そう自覚したのはつい最近で、気付いた瞬間俺はそいつと普段通りに接するのが難しくなった。同じ屋根の下に住む上でそれはとても面倒くさくて、ときどき自分でむしゃくしゃするが、だからといって好きだと自覚する前に戻れるわけでもなくて、結局そのむしゃくしゃは自分の中だけにとどまる。

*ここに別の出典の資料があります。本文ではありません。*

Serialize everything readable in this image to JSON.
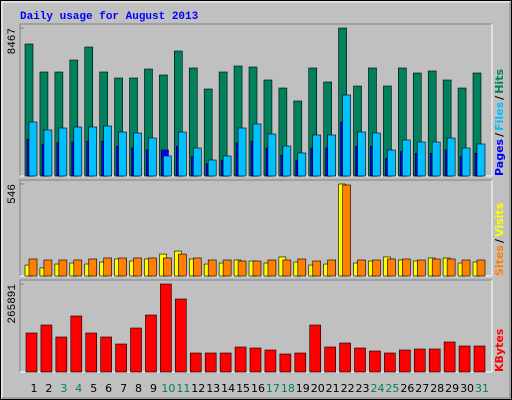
{
  "chart_data": [
    {
      "type": "bar",
      "title": "Daily usage for August 2013",
      "title_color": "#0000FF",
      "categories": [
        "1",
        "2",
        "3",
        "4",
        "5",
        "6",
        "7",
        "8",
        "9",
        "10",
        "11",
        "12",
        "13",
        "14",
        "15",
        "16",
        "17",
        "18",
        "19",
        "20",
        "21",
        "22",
        "23",
        "24",
        "25",
        "26",
        "27",
        "28",
        "29",
        "30",
        "31"
      ],
      "category_colors": [
        "#000000",
        "#000000",
        "#00805C",
        "#00805C",
        "#000000",
        "#000000",
        "#000000",
        "#000000",
        "#000000",
        "#00805C",
        "#00805C",
        "#000000",
        "#000000",
        "#000000",
        "#000000",
        "#000000",
        "#00805C",
        "#00805C",
        "#000000",
        "#000000",
        "#000000",
        "#000000",
        "#000000",
        "#00805C",
        "#00805C",
        "#000000",
        "#000000",
        "#000000",
        "#000000",
        "#000000",
        "#00805C"
      ],
      "legend_separator": "/",
      "series": [
        {
          "name": "Hits",
          "color": "#00805C",
          "values": [
            7552,
            5950,
            5950,
            6636,
            7380,
            5950,
            5607,
            5607,
            6121,
            5778,
            7151,
            6179,
            4977,
            5950,
            6293,
            6236,
            5492,
            5034,
            4291,
            6179,
            5378,
            8467,
            5149,
            6179,
            5149,
            6179,
            5893,
            6007,
            5492,
            5034,
            5893
          ]
        },
        {
          "name": "Files",
          "color": "#00C0FF",
          "values": [
            3089,
            2632,
            2746,
            2803,
            2803,
            2860,
            2517,
            2460,
            2174,
            1144,
            2517,
            1602,
            915,
            1144,
            2746,
            2975,
            2403,
            1716,
            1316,
            2346,
            2346,
            4634,
            2517,
            2460,
            1487,
            2060,
            1945,
            1945,
            2174,
            1602,
            1831
          ]
        },
        {
          "name": "Pages",
          "color": "#0000FF",
          "values": [
            2100,
            1800,
            1900,
            1950,
            2000,
            2000,
            1700,
            1600,
            1500,
            1487,
            1700,
            1100,
            700,
            900,
            1900,
            2000,
            1600,
            1200,
            900,
            1600,
            1600,
            3089,
            1700,
            1700,
            1000,
            1400,
            1300,
            1300,
            1500,
            1100,
            1300
          ]
        }
      ],
      "ylim": [
        0,
        8467
      ],
      "yticks": [
        8467
      ]
    },
    {
      "type": "bar",
      "legend_separator": "/",
      "series": [
        {
          "name": "Visits",
          "color": "#FFFF00",
          "values": [
            65,
            48,
            71,
            77,
            71,
            83,
            101,
            89,
            101,
            130,
            148,
            101,
            71,
            77,
            95,
            89,
            77,
            113,
            83,
            65,
            71,
            546,
            77,
            89,
            113,
            95,
            89,
            107,
            107,
            77,
            83
          ]
        },
        {
          "name": "Sites",
          "color": "#FF8000",
          "values": [
            101,
            95,
            95,
            95,
            101,
            107,
            107,
            107,
            107,
            107,
            130,
            107,
            95,
            95,
            89,
            89,
            95,
            95,
            101,
            89,
            95,
            540,
            95,
            95,
            101,
            101,
            95,
            101,
            101,
            95,
            95
          ]
        }
      ],
      "ylim": [
        0,
        546
      ],
      "yticks": [
        546
      ]
    },
    {
      "type": "bar",
      "series": [
        {
          "name": "KBytes",
          "color": "#FF0000",
          "values": [
            117840,
            142010,
            105750,
            169200,
            117840,
            105750,
            84600,
            132950,
            172230,
            265891,
            220570,
            57410,
            57410,
            57410,
            75540,
            72520,
            66470,
            54390,
            57410,
            142010,
            75540,
            87620,
            72520,
            63450,
            57410,
            66470,
            69500,
            69500,
            90650,
            78560,
            78560
          ]
        }
      ],
      "ylim": [
        0,
        265891
      ],
      "yticks": [
        265891
      ]
    }
  ]
}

そいつは俺と同じ変身体質のやつ。名前、は俺とは真逆で、水をかぶると男になる。
「らんま、帰ってたんだ」
自室でくつろいでいると、名前が通りすがり足を止めて俺に声をかけた。
「あー、おう」
「一緒に帰ろうっていってるじゃん」
「わ、るい」
名前はいつも俺に、一緒に帰ろうと誘ってくれる。けれど二人になると居た堪れなくなるので、俺は隙あらば先に帰っている。
「あかねと一緒だと喧嘩しちゃうから?」
そんなことじゃない。
「ったりめーだ。一緒に帰ってられるかってんだ」
名前と一緒に帰る? 何をしゃべればいいんだ、なんっも思いつかねえ。ああ、乱馬様ともあろうものが目も合わせられない。情けねぇ。おふくろに合わす顔がないぜ。
「ねえ乱馬」
名前が俺の部屋に入ってきて、俺の隣にちょこんとすわった。心臓が、壊れそうなくらい早鐘を打つのがわかる。
「きょうの数学なんだけどさ」
制服からのぞく生足、微笑みをたたえたその顔。
「よくわからなかったんだけど、教えてくれ、きゃっ!!!」
急に電気が消えて、急なことに驚いた名前が俺に抱きつく。突然のハプニングに驚きが止まらない自分と、夕飯時だけに、ブレーカーが落ちたのだろう。と冷静な自分がいた。
「だ、大丈夫か?」
肩に手を添えると、ゆっくりと名前が体を起こした。暗がりでよく見えないが、照れ笑いを浮かべているのが見える。
「ごめんね」
見つめあい、時が止まる。二階には俺と名前以外誰もいない。暗闇、至近距離、心臓の音ばかりよく聞こえる。
「名前……」
肩に添えた手に力を込める。名前は俺を見つめ続けている。その瞳から彼女の気持ちはうかがえない。
名前と、つながりたい。
頭が真っ白の中、その気持ちが俺の頭を支配する。
俺は徐々に名前との距離を縮める。キスを、したいと思ったからだ。もう少しでくちびるが重なる、そのとき電気が回復し、俺たちは闇から放り出されて光の下に野ざらしになった。俺はぱっと名前から離れた。なにをやっているんだ、俺は。
「ごめ……頭冷やす」
部屋から出て、階段を駆け下り、靴を履いて外へ出た。
(名前にどんな顔で会えばいいんだ……畜生……!)
(らんまに……キスされそうになった)
取り残されたわたしは、呆然としていた。らんま、すごい驚いてたなあ、わたしは一体どんな顔してたんだろう。